In a new study published today, researchers found a link between a higher dietary intake of flavanols and lower blood pressures in participants, offering a smaller shift that may be able to make a big difference.
The diet change that may help manage blood pressure.
The study, which was published in Scientific Reports, pulled from a group of over 25,000 participants. According to the researchers, the findings of this study suggest that an overall increase in flavanols may help to lower blood pressure.
They found that the key difference between participants with the highest versus the lowest intake was a difference of between 2 and 4 mmHg in blood pressure, with the lower group having higher flavanol intake. This was comparable to the difference made when people adopt a Mediterranean diet, which is consistently ranked as one of the best diets for overall health.
"What this study gives us is an objective finding about the association between flavanols—found in tea and some fruits—and blood pressure," explains professor Gunter Kuhnle, a nutritionist at the University of Reading, who led the study. "Previous studies of large populations have always relied on self-reported data to draw conclusions, but this is the first epidemiological study of this scale to objectively investigate the association between a specific bioactive compound and health."
Wait, what are flavanols, and why do these findings matter?
Flavanols are naturally occurring compounds, largely found in fruits and vegetables. They're a part of why foods from red wine to chocolate have been linked to health benefits, though they also occur in more traditionally "healthy" foods—like apples, berries, and teas. According to Kuhnle, "In the British diet, the main sources [of flavanols] are tea, cocoa, apples, and berries."
While previous studies have worked on establishing a link, they operated based on diet reports from participants.
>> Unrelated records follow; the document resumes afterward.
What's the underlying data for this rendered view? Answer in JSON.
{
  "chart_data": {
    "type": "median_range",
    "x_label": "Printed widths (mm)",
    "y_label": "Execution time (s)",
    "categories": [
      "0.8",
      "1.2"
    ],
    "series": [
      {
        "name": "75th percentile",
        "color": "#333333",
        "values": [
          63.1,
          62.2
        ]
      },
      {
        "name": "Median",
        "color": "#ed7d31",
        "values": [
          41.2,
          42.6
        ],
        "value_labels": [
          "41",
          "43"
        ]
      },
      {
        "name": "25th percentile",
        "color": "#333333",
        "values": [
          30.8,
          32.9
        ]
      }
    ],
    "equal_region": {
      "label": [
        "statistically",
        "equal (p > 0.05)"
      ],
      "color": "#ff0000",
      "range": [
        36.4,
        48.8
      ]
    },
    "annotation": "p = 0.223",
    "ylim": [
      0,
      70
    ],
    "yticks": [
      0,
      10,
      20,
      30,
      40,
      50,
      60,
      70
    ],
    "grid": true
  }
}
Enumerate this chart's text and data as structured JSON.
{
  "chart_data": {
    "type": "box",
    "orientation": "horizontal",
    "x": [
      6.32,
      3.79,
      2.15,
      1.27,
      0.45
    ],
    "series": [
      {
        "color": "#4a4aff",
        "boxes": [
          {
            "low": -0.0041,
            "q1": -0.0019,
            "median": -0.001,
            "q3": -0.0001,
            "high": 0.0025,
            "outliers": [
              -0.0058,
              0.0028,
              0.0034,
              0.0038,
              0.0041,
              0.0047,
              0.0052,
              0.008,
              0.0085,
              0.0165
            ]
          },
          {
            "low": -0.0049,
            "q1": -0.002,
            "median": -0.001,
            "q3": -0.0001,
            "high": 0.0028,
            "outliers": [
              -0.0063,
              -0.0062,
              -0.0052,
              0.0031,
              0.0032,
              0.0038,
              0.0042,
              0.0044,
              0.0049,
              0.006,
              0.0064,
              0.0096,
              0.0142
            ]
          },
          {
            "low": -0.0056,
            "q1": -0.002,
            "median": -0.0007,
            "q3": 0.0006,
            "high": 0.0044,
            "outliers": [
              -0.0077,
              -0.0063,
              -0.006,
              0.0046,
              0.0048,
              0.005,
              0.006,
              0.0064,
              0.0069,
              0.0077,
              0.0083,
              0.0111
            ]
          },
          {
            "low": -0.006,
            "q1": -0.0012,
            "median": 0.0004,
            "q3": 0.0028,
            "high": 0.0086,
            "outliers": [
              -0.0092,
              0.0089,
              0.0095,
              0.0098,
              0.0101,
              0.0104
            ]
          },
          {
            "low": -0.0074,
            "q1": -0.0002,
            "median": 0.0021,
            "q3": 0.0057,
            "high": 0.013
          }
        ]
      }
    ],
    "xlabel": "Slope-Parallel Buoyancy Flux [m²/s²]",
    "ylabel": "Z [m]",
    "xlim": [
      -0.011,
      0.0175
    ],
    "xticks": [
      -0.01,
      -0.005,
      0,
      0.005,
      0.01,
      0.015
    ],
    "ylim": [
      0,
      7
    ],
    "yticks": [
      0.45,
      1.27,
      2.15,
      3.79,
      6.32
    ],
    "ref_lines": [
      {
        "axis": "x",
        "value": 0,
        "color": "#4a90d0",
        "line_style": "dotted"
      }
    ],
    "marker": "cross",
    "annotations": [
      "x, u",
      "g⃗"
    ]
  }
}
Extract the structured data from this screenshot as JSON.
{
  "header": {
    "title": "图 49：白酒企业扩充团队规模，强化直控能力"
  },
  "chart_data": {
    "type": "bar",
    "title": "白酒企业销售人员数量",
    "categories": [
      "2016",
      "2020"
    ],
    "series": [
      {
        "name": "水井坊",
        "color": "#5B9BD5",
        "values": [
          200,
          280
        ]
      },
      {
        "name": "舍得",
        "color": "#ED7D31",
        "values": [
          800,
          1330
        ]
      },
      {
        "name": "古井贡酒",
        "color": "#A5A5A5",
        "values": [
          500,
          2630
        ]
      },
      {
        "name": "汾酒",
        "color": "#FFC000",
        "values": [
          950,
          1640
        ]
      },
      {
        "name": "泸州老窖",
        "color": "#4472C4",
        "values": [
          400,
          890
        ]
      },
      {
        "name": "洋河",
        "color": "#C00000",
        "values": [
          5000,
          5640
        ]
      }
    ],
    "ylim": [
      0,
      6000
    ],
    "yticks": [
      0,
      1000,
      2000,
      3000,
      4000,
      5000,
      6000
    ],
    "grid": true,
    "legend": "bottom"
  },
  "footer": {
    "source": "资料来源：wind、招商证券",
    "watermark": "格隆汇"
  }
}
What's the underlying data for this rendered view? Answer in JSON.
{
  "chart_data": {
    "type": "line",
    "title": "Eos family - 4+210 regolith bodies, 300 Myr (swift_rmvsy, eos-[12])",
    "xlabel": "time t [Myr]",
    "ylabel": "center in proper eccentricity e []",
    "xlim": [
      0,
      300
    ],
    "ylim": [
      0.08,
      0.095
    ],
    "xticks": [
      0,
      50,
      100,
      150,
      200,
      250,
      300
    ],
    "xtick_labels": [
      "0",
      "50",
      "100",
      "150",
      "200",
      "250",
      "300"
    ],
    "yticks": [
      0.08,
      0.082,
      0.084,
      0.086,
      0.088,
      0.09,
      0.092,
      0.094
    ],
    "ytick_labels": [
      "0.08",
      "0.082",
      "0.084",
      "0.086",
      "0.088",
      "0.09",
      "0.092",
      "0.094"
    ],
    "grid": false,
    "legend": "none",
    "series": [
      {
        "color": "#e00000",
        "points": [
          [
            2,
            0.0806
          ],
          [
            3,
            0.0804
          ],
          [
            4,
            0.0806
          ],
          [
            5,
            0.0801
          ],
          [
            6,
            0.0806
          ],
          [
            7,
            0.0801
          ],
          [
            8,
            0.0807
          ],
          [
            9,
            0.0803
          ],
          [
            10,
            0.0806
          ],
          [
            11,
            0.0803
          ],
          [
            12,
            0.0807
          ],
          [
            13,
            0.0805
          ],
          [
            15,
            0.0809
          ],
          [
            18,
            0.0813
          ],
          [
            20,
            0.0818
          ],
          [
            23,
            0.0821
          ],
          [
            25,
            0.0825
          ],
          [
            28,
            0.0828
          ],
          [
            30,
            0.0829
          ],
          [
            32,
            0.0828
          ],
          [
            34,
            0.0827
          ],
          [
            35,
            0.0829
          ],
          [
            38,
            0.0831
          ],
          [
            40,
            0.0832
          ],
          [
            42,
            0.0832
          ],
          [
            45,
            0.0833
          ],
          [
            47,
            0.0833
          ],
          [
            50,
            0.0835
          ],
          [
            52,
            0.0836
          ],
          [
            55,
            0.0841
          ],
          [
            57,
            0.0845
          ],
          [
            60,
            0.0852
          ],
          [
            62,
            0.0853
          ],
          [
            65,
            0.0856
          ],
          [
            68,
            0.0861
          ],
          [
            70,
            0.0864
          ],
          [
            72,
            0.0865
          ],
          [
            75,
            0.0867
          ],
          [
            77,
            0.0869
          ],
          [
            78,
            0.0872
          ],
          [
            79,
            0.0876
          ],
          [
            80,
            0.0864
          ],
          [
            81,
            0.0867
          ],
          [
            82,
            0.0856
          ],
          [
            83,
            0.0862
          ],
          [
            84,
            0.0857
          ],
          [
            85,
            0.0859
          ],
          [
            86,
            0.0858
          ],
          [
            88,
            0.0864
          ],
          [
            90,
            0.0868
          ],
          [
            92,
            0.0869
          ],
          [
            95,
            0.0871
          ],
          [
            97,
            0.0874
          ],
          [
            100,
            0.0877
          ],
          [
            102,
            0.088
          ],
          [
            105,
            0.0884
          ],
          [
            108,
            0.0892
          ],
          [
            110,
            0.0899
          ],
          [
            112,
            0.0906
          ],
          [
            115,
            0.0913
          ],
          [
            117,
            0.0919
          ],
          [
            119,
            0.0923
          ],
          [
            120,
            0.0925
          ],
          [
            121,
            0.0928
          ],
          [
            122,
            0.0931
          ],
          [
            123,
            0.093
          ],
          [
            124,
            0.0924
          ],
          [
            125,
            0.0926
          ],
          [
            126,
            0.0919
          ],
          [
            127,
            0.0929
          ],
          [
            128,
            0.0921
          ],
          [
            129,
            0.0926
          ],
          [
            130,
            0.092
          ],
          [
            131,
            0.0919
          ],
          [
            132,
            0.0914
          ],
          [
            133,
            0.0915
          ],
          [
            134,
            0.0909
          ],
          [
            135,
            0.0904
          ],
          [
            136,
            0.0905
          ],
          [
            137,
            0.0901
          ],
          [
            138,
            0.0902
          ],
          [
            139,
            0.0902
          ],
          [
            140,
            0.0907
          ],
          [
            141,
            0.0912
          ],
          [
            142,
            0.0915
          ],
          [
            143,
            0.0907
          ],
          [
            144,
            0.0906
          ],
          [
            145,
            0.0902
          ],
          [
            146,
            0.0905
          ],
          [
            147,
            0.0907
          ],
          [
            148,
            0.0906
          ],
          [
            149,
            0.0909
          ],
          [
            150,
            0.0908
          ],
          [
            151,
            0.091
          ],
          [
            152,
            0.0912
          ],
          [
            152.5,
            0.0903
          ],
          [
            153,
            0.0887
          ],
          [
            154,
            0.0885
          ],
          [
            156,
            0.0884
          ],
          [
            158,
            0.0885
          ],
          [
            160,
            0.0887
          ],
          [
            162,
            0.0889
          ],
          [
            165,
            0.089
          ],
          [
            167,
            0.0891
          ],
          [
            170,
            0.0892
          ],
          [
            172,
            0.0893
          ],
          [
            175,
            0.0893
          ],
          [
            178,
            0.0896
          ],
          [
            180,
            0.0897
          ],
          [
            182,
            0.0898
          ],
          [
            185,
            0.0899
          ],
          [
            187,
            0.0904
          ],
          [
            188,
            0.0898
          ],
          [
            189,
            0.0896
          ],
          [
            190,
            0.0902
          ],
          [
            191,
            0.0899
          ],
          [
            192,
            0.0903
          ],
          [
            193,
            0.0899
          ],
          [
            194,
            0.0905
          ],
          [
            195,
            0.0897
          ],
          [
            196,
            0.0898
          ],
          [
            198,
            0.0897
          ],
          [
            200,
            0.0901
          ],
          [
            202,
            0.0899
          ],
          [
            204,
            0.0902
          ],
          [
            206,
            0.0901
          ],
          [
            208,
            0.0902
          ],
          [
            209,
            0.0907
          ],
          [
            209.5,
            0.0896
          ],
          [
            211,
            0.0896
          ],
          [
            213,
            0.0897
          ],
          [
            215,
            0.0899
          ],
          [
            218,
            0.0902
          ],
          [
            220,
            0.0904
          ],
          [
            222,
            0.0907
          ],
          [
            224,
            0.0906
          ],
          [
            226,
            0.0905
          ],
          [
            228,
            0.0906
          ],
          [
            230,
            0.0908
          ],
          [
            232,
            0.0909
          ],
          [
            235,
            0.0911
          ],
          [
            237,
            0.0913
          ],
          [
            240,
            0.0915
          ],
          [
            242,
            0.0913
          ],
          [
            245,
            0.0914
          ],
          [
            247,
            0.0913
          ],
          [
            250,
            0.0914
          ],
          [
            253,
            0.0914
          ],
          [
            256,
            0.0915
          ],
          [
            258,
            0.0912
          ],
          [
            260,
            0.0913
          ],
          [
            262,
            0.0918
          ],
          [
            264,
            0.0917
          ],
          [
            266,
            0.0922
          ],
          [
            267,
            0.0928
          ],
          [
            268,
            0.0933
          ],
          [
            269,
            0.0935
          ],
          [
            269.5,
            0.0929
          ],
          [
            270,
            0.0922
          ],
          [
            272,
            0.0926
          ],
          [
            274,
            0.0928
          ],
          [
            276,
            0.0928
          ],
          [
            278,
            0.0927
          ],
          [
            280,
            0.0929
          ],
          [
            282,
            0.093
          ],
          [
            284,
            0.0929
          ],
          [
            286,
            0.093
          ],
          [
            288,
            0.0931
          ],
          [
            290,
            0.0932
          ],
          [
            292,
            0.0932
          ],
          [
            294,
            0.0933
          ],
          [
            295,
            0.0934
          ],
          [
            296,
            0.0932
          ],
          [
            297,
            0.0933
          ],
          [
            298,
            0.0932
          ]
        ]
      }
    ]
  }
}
By contrast, this new study actually based their measures of flavanol intake on nutritional biomarkers for a more exact result.
"In contrast to self-reported dietary data, nutritional biomarkers can address the huge variability in food composition," he further explains. "We can therefore confidently attribute the associations we observed to flavanol intake." While foods such as the ones mentioned above are known to contain flavanols, natural variance in their composition means that studies that rely on self-reporting can't link the benefits to specific compounds as confidently as this study has.
The good news is there's plenty of amazing reasons to reach for flavanol-rich foods beyond their potential for helping prevent high blood pressure. Berries are super gut-health-friendly, apples are a good source of fiber, and certain teas can help with bloating, headaches, and more.